Re: Optimize partial TOAST decompression

From: Paul Ramsey <pramsey(at)cleverelephant(dot)ca>
To: Binguo Bao <djydewang(at)gmail(dot)com>
Cc: Andrey Borodin <x4mmm(at)yandex-team(dot)ru>, Pgsql Hackers <pgsql-hackers(at)postgresql(dot)org>
Subject: Re: Optimize partial TOAST decompression
Date: 2019-07-02 14:46:13
Message-ID: CACowWR1U3guqBzqPL1rHWxYBpU-yUQzr+s07MPT9qBg8LGb+uA@mail.gmail.com
Views: Raw Message | Whole Thread | Download mbox | Resend email
Thread:
Lists: pgsql-hackers

On Mon, Jul 1, 2019 at 6:46 AM Binguo Bao <djydewang(at)gmail(dot)com> wrote:
> > Andrey Borodin <x4mmm(at)yandex-team(dot)ru> 于2019年6月29日周六 下午9:48写道:
>> I've took a look into the code.
>> I think we should extract function for computation of max_compressed_size and put it somewhere along with pglz code.
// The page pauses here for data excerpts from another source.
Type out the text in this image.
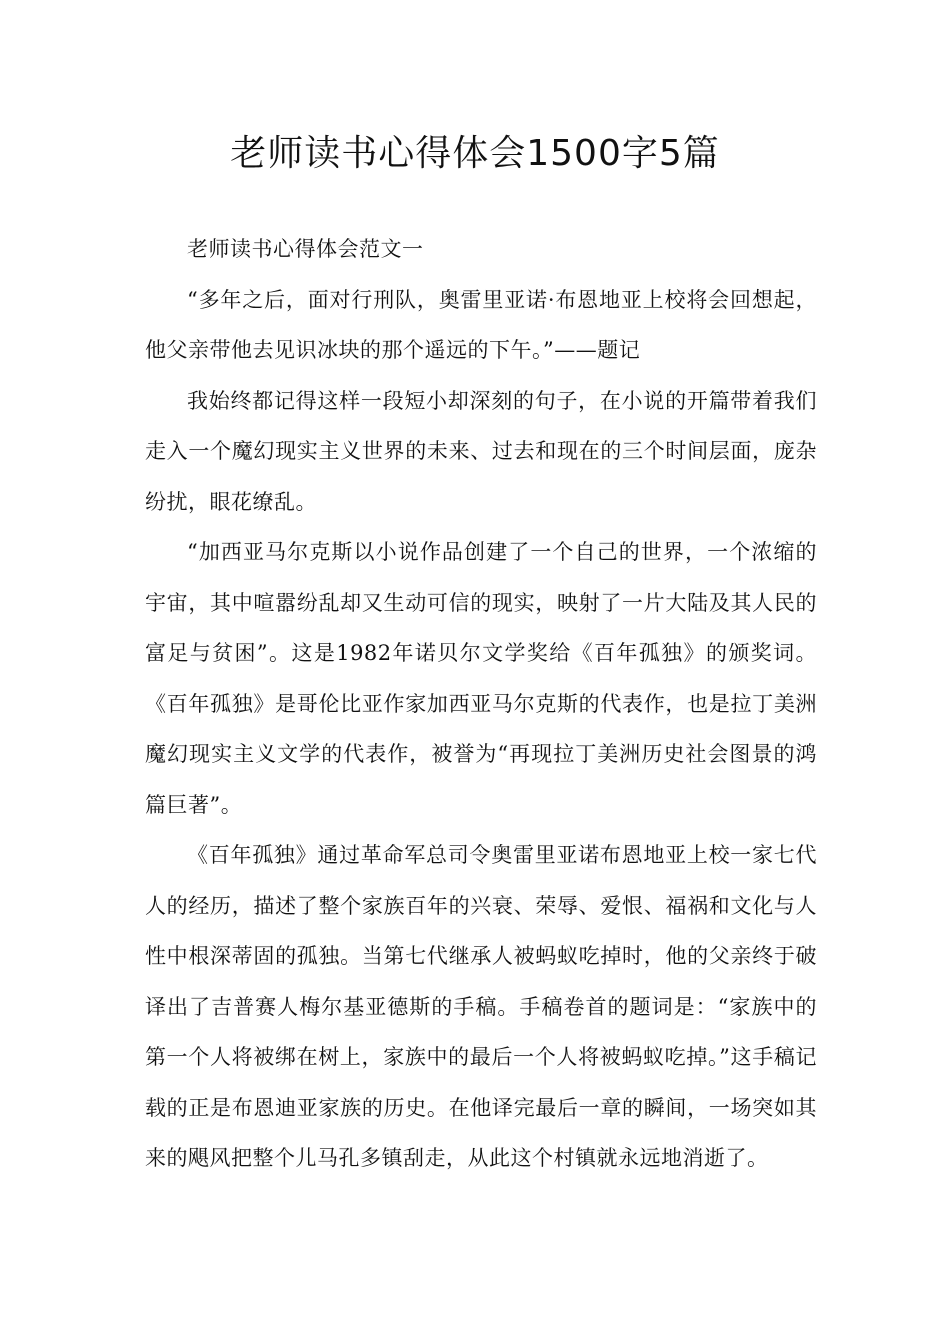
老师读书心得体会1500字5篇

老师读书心得体会范文一

“多年之后，面对行刑队，奥雷里亚诺·布恩地亚上校将会回想起，他父亲带他去见识冰块的那个遥远的下午。”——题记

我始终都记得这样一段短小却深刻的句子，在小说的开篇带着我们走入一个魔幻现实主义世界的未来、过去和现在的三个时间层面，庞杂纷扰，眼花缭乱。

“加西亚马尔克斯以小说作品创建了一个自己的世界，一个浓缩的宇宙，其中喧嚣纷乱却又生动可信的现实，映射了一片大陆及其人民的富足与贫困”。这是1982年诺贝尔文学奖给《百年孤独》的颁奖词。《百年孤独》是哥伦比亚作家加西亚马尔克斯的代表作，也是拉丁美洲魔幻现实主义文学的代表作，被誉为“再现拉丁美洲历史社会图景的鸿篇巨著”。

《百年孤独》通过革命军总司令奥雷里亚诺布恩地亚上校一家七代人的经历，描述了整个家族百年的兴衰、荣辱、爱恨、福祸和文化与人性中根深蒂固的孤独。当第七代继承人被蚂蚁吃掉时，他的父亲终于破译出了吉普赛人梅尔基亚德斯的手稿。手稿卷首的题词是：“家族中的第一个人将被绑在树上，家族中的最后一个人将被蚂蚁吃掉。”这手稿记载的正是布恩迪亚家族的历史。在他译完最后一章的瞬间，一场突如其来的飓风把整个儿马孔多镇刮走，从此这个村镇就永远地消逝了。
Just in case something will change something about pglz so that they would not forget about compression algorithm assumption.
>>
>> Also I suggest just using 64 bit computation to avoid overflows. And I think it worth to check if max_compressed_size is whole data and use min of (max_compressed_size, uncompressed_data_size).
>>
>> Also you declared needsize and max_compressed_size too far from use. But this will be solved by function extraction anyway.
>>
> Thanks for the suggestion.
> I've extracted function for computation for max_compressed_size and put the function into pg_lzcompress.c.

This looks good to me. A little commentary around why
pglz_maximum_compressed_size() returns a universally correct answer
(there's no way the compressed size can ever be larger than this
because...) would be nice for peasants like myself.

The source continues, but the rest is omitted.